A few years ahead of me in high school, the wrestling team had a one-handed wrestler. A friend of mine on the wrestling team told me it was because the guy was helping a guy make a pipe bomb, using a hammer and a wooden dowel to pack match heads in a pipe. One guy was holding the pipe, and the other was swinging the hammer.


That seems unlikely to explode and more likely to push the dowel and hammer back while creating a fountain. But I guess it might explode.


Depends on how snug the dowel was / how fatigued the pipe was.


I can hardly think of a more certain way to get matchheads to explode. The guy's lucky he only lost a hand.

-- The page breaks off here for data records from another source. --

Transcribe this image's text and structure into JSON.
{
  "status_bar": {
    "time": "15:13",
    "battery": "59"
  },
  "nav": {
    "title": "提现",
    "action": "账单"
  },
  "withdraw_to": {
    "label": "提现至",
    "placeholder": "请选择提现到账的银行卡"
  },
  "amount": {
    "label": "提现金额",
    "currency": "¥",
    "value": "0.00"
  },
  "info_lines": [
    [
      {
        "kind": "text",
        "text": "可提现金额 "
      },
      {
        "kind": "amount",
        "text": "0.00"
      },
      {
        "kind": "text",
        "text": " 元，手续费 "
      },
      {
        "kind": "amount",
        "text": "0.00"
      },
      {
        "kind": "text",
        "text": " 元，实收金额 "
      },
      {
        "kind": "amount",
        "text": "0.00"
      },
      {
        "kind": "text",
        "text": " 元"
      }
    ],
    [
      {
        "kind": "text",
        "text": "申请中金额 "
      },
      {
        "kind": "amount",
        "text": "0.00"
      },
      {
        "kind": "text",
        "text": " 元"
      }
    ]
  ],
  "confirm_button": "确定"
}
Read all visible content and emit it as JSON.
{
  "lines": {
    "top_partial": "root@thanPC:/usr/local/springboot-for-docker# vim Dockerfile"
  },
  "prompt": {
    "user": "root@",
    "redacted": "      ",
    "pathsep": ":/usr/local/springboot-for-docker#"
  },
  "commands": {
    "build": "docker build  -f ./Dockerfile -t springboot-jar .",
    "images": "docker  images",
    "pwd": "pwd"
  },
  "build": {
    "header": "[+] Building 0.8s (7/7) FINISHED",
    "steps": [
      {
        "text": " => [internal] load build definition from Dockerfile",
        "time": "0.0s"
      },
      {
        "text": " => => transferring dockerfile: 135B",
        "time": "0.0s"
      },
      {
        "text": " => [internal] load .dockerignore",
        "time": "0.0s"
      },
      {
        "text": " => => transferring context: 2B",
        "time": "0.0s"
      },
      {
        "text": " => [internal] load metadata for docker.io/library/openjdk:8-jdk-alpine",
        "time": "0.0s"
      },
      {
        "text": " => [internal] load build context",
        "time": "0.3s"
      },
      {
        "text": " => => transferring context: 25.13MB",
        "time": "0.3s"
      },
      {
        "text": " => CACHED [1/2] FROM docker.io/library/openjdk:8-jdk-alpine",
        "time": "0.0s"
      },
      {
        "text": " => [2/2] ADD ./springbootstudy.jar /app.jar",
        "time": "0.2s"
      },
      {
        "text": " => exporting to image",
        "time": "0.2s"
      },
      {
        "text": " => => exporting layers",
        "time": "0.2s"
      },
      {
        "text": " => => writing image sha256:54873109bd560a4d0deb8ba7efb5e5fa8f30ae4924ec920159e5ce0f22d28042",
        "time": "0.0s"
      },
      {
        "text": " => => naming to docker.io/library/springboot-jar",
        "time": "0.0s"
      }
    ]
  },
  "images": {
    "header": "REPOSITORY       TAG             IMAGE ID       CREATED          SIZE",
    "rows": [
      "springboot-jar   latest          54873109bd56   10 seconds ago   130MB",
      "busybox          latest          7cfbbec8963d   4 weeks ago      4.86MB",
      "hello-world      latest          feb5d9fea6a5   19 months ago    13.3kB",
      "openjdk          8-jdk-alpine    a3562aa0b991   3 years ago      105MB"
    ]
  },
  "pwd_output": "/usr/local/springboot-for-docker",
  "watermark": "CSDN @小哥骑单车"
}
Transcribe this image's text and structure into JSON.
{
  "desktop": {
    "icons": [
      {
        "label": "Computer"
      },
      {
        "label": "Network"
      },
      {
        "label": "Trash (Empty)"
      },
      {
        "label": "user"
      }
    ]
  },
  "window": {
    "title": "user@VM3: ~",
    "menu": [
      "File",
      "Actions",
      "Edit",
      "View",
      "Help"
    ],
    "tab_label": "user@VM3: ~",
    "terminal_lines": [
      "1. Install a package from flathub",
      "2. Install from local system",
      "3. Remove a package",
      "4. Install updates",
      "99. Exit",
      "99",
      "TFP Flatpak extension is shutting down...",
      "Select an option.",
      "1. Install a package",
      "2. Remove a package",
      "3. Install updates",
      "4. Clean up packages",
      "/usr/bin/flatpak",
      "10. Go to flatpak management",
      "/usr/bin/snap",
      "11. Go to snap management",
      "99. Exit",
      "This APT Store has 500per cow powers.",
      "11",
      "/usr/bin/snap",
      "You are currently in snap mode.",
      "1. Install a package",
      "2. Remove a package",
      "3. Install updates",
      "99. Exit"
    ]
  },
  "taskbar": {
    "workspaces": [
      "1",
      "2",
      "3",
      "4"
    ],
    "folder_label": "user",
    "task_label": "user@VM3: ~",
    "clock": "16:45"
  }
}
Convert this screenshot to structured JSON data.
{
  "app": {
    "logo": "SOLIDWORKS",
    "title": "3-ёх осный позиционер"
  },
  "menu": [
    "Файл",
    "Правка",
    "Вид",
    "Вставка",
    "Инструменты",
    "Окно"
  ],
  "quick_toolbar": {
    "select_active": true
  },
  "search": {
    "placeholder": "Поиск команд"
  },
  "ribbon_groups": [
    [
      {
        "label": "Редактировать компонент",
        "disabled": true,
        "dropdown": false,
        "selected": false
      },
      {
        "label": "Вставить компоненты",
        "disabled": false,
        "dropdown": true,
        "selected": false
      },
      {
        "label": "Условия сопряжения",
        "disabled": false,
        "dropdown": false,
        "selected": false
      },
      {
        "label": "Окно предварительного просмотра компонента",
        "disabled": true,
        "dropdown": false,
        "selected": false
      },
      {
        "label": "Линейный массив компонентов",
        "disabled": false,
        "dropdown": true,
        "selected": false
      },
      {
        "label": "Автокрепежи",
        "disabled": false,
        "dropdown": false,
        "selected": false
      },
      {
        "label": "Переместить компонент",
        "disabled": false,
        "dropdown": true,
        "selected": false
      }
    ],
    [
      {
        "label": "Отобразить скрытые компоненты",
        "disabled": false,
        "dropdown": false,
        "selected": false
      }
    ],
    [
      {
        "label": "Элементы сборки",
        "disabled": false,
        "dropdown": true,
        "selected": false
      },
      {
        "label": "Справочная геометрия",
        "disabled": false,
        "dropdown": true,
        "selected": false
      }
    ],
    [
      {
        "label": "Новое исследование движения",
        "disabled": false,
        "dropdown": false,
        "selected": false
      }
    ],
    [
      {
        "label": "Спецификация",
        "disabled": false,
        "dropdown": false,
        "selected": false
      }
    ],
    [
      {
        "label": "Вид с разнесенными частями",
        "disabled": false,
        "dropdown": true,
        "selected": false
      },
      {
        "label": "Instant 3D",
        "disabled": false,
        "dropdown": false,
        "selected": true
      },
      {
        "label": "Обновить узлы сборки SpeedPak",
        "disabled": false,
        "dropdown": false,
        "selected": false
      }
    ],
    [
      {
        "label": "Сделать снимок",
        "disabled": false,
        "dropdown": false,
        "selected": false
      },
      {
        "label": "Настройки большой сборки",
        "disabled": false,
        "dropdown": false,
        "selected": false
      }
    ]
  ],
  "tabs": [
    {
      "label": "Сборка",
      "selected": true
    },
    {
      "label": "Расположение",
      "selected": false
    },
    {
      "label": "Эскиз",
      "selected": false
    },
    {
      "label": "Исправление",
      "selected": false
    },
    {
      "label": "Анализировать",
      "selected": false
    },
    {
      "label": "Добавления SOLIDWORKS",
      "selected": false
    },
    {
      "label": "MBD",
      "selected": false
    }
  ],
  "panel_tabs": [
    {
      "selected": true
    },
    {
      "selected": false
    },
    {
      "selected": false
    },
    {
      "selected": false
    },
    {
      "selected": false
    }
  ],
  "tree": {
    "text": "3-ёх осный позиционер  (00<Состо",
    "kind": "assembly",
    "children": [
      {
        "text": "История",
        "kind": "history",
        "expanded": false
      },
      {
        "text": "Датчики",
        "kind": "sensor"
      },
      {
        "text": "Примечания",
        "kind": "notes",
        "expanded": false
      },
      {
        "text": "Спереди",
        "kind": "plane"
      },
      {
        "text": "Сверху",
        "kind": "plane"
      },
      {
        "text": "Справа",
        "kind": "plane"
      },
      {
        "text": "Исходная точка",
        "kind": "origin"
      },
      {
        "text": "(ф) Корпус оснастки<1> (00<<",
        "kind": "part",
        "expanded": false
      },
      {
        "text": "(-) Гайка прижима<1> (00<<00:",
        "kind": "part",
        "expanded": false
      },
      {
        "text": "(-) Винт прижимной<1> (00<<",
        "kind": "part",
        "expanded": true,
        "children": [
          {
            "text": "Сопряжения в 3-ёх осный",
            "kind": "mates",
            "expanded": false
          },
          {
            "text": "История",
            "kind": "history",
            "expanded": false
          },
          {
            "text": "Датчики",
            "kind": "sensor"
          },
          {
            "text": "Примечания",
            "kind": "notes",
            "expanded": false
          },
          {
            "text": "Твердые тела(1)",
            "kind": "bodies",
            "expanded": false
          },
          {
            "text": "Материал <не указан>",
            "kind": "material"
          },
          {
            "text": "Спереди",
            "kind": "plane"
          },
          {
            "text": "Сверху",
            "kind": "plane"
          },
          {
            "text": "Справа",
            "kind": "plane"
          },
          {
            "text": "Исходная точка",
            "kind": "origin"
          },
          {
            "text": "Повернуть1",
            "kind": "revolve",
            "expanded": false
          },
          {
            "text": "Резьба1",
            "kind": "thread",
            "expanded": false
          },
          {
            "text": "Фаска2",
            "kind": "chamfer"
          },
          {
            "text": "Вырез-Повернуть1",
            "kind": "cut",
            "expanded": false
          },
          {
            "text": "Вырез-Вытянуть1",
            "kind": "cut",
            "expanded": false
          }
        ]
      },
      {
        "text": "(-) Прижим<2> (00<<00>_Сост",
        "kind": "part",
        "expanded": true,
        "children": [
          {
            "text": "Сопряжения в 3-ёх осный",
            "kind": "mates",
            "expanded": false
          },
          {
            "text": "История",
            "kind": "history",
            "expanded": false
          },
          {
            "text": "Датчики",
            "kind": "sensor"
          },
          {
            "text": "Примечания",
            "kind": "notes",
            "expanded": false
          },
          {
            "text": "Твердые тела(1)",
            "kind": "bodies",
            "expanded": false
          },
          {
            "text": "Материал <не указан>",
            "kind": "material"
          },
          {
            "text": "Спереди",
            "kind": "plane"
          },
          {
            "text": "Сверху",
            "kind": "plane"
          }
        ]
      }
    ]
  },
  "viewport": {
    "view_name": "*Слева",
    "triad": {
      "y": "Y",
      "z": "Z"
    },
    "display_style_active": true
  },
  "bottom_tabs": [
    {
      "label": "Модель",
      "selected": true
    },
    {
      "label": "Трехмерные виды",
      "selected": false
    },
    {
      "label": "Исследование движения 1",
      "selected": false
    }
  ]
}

it depends if they're strike anywhere or safety matches. making them with strike anywhere will probably just blow up while you're making it. safety matches can be compressed like crazy, I heard.


They can be compressed like crazy, but that sensitivises them for strikes. My father told me about this method - get some match heads into a nut, screw it tightly with two screws, tie a string and use that string to accelerate into some hard object. Luckily, no one got hit by exploding screws.


Supposedly a wild strike caused the steel hammer to strike the steel pipe and spark, and there was a narrow flammable channel next to the dowel leading to the main charge.